On ne présente plus la situation actuelle de l’usine Bosch, poumon économique de Rodez et ses alentours. Dossier épineux s’il en est, les candidats aux élections municipales avancent encore à tâtons sur le sujet. Le premier à s’y être confronté, c’est Jean-Philippe Murat, à Rodez. Mais en évoquant l’après Bosch, d’une façon quelque peu cavalière, le candidat s’est attiré les foudres, des syndicats de l’usine et de la plupart des travailleurs… Il y a quelques jours, il a d’ailleurs fait marche arrière et a tenu à préciser son propos. Du côté des autres listes, on s’en tient encore à un soutien sans faille… Car chaque candidat en est conscient : Bosch est un sujet sensible, périlleux. Même si l’usine et ses 1391 salariés actuels représentent une belle réserve de voix…

« Les élus locaux n’ont que très peu de pouvoir… »

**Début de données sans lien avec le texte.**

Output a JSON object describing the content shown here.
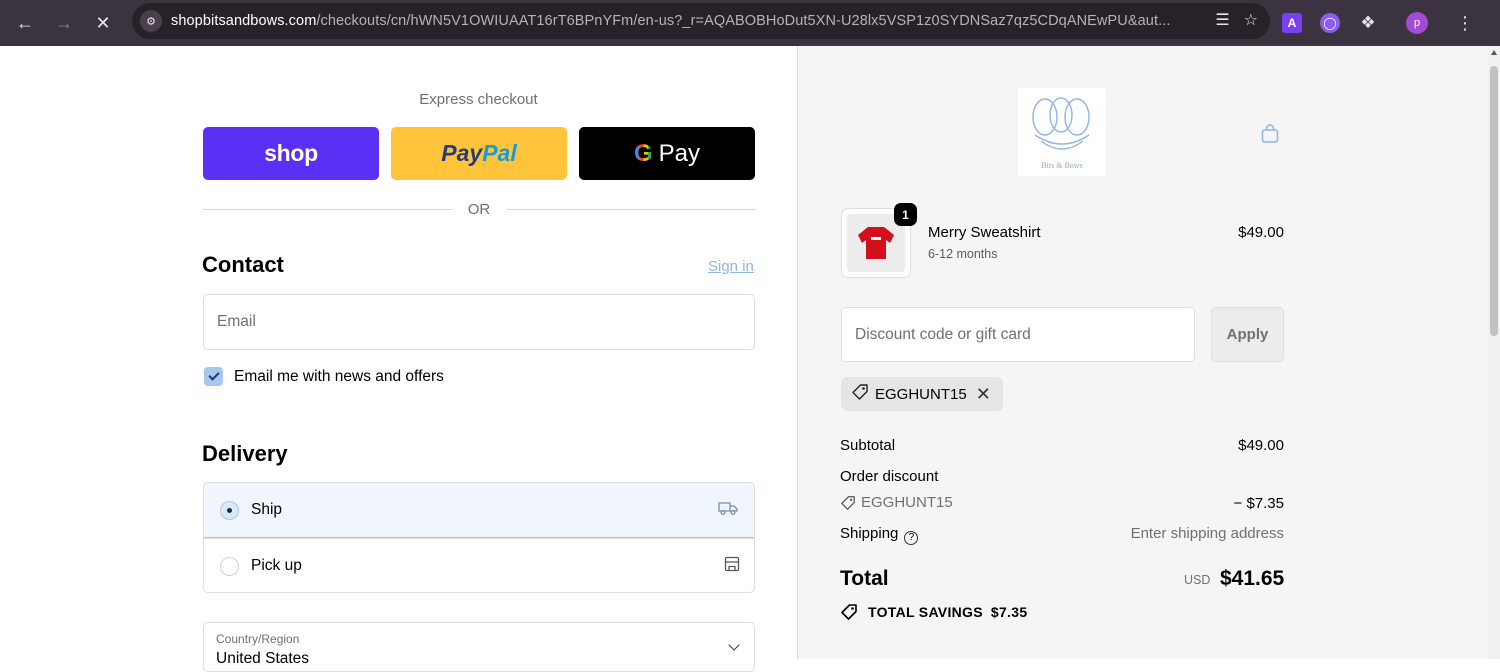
{
  "browser": {
    "url_host": "shopbitsandbows.com",
    "url_path": "/checkouts/cn/hWN5V1OWIUAAT16rT6BPnYFm/en-us?_r=AQABOBHoDut5XN-U28lx5VSP1z0SYDNSaz7qz5CDqANEwPU&aut...",
    "profile_initial": "p",
    "ext_a_label": "A"
  },
  "express": {
    "title": "Express checkout",
    "shop_label": "shop",
    "paypal_part1": "Pay",
    "paypal_part2": "Pal",
    "gpay_g": "G",
    "gpay_label": "Pay",
    "or_label": "OR"
  },
  "contact": {
    "heading": "Contact",
    "sign_in": "Sign in",
    "email_placeholder": "Email",
    "news_label": "Email me with news and offers",
    "news_checked": true
  },
  "delivery": {
    "heading": "Delivery",
    "options": [
      {
        "label": "Ship",
        "selected": true,
        "icon": "truck-icon"
      },
      {
        "label": "Pick up",
        "selected": false,
        "icon": "store-icon"
      }
    ],
    "country_label": "Country/Region",
    "country_value": "United States"
  },
  "summary": {
    "logo_text": "Bits & Bows",
    "item": {
      "name": "Merry Sweatshirt",
      "variant": "6-12 months",
      "price": "$49.00",
      "quantity": "1",
      "color": "#d0111c"
    },
    "discount_placeholder": "Discount code or gift card",
    "apply_label": "Apply",
    "applied_code": "EGGHUNT15",
    "subtotal_label": "Subtotal",
    "subtotal_value": "$49.00",
    "order_discount_label": "Order discount",
    "discount_code": "EGGHUNT15",
    "discount_value": "− $7.35",
    "shipping_label": "Shipping",
    "shipping_value": "Enter shipping address",
    "total_label": "Total",
    "currency": "USD",
    "total_value": "$41.65",
    "savings_label": "TOTAL SAVINGS",
    "savings_value": "$7.35"
  },
  "colors": {
    "shop_purple": "#5a31f4",
    "paypal_yellow": "#ffc439",
    "accent_blue": "#a8c6ee"
  }
}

En attendant, les syndicats de l’usine, et les salariés, veillent au grain. « On ne veut pas que ça devienne LE sujet de la campagne. Mais les candidats doivent sortir du bois et nous apporter leur soutien, même si nous sommes conscients que leur marge de manœuvre est limitée… », explique Pascal Raffanel, délégué CFE-CGC. En début de semaine, son syndicat, porte-parole de l’encadrement, a fait parvenir un questionnaire à toutes les listes de l’agglomération. Avec trois questions très claires : quel est leur positionnement concernant le diesel, leurs actions réalisées jusqu’à ce jour et leurs engagements pour demain.
En annexe, le communiqué rappelle qu’à ce jour, Bosch contribue à faire vivre plus de 1 770 personnes (salariés, conjoints et enfants) sur l’agglomération. « C’est toujours bien de rappeler aux élus l’importance de notre usine pour l’économie du territoire », souligne Pascal Raffanel.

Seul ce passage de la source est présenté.